Legal! Sempre fico feliz qdo alguém q nunca comentou passa a comentar - não q os velhos comentadores não me deixem felizes, mas...bom, vc entendeu.

É, pode ser exagero de quem não mora aí. Sabe como é, qdo a gente tá de longe, sempre parece pior. Assim como quem tá fora do Rio sempre acha q é mais violento do q realmente é.

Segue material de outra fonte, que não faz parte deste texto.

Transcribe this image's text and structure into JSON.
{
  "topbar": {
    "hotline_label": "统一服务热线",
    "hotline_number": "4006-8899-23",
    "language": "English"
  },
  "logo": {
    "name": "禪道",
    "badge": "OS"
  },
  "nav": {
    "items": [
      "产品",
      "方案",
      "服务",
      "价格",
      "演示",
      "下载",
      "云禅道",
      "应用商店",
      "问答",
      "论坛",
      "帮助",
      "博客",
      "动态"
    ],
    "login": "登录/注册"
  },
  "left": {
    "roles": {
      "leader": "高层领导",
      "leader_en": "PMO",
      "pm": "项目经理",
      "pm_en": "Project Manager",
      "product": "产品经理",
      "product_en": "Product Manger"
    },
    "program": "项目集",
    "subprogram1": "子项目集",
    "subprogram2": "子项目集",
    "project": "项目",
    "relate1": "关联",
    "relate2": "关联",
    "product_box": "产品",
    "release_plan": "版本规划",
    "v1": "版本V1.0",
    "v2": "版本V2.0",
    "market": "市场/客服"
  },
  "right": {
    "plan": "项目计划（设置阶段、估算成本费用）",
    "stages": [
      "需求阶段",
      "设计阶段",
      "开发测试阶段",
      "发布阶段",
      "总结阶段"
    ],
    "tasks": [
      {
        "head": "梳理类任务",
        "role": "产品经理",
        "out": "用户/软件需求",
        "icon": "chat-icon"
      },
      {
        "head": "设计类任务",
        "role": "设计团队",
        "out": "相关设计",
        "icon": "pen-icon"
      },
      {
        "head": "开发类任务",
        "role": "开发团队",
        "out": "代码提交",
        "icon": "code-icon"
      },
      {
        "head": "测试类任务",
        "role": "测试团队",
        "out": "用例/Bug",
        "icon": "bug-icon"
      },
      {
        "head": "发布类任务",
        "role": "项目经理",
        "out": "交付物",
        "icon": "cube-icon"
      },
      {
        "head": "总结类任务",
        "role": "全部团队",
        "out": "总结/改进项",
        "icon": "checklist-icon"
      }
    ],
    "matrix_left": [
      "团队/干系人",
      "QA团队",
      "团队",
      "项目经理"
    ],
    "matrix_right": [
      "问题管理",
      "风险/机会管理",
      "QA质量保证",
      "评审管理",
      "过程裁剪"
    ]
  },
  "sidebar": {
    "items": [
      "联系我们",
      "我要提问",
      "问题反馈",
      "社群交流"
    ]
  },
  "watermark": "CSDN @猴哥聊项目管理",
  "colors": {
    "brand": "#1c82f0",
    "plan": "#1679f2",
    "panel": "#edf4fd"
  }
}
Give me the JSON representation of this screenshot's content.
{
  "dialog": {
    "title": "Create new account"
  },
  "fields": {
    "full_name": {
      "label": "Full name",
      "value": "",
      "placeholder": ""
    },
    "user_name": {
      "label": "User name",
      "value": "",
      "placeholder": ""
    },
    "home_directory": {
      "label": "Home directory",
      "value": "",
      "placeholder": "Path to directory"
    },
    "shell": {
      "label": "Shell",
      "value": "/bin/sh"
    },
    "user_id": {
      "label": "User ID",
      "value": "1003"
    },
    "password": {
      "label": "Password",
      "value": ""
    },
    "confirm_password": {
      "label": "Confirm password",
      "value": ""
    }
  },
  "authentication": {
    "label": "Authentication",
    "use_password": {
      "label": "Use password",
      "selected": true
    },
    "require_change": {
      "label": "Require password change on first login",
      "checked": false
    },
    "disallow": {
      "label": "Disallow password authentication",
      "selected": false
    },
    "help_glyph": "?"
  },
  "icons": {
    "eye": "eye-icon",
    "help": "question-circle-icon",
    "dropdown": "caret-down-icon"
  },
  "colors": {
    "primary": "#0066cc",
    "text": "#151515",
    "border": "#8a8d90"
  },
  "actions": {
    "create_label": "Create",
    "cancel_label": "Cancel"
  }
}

Mas eu confesso q sou uma medrosa de marca maior! Rsrsrs...Eu tenho paranóia de lugar meio vazio. Morei a vida toda num bairro ótimo, super sossegado, mas meio deserto, em q não dava pra sair sozinha.

E esse papo de assaltar e espancar eu ouvi de alguém q mora aí.

bjs e comente sempre

Marcia disse...

Tem favela no Flamengo sim! Tem o Morro Azul e andou rolando até um tiroteio básico recentemente. E bem pertinho, no Catete, tem a do Santo Amaro, além de uma outra que não me lembro o nome.
No Rio não existe bairro sem favela, a não ser o Leblon do Manoel Carlos (se bem que tem a Cruzada São Sebastião que é uma favela edificada).

Camila Manfré disse...

Inglês enferrujado por falta de uso existe sim!!!!
Eu fiz Cultura por 4 anos e meio, fiquei 13 anos sem estudar. Conheci meu marido, que é alemão, pela internet e inglês é o nosso idioma oficial. Entre namoro e casamento, quase dois anos de inglês, todo santo dia. Eu acho meu inglês intermediário, mas todo mundo me garante que estou fluente...
Boa sorte com as aulas!!!!

André Rafael disse...

Gentem... não conheço esse pouquinho de Brasil iáiá de que vocês falam.
'Tiroteio básico' é o que a gente imagina do Rio (ou pelo menos os iNgnorantes como eu que só conhecem Búzios e Cabo Frio), mas parece mesmo um outro Brasil (o dos noticiários!).
A propósito, Carrie, você conhece Curitiba?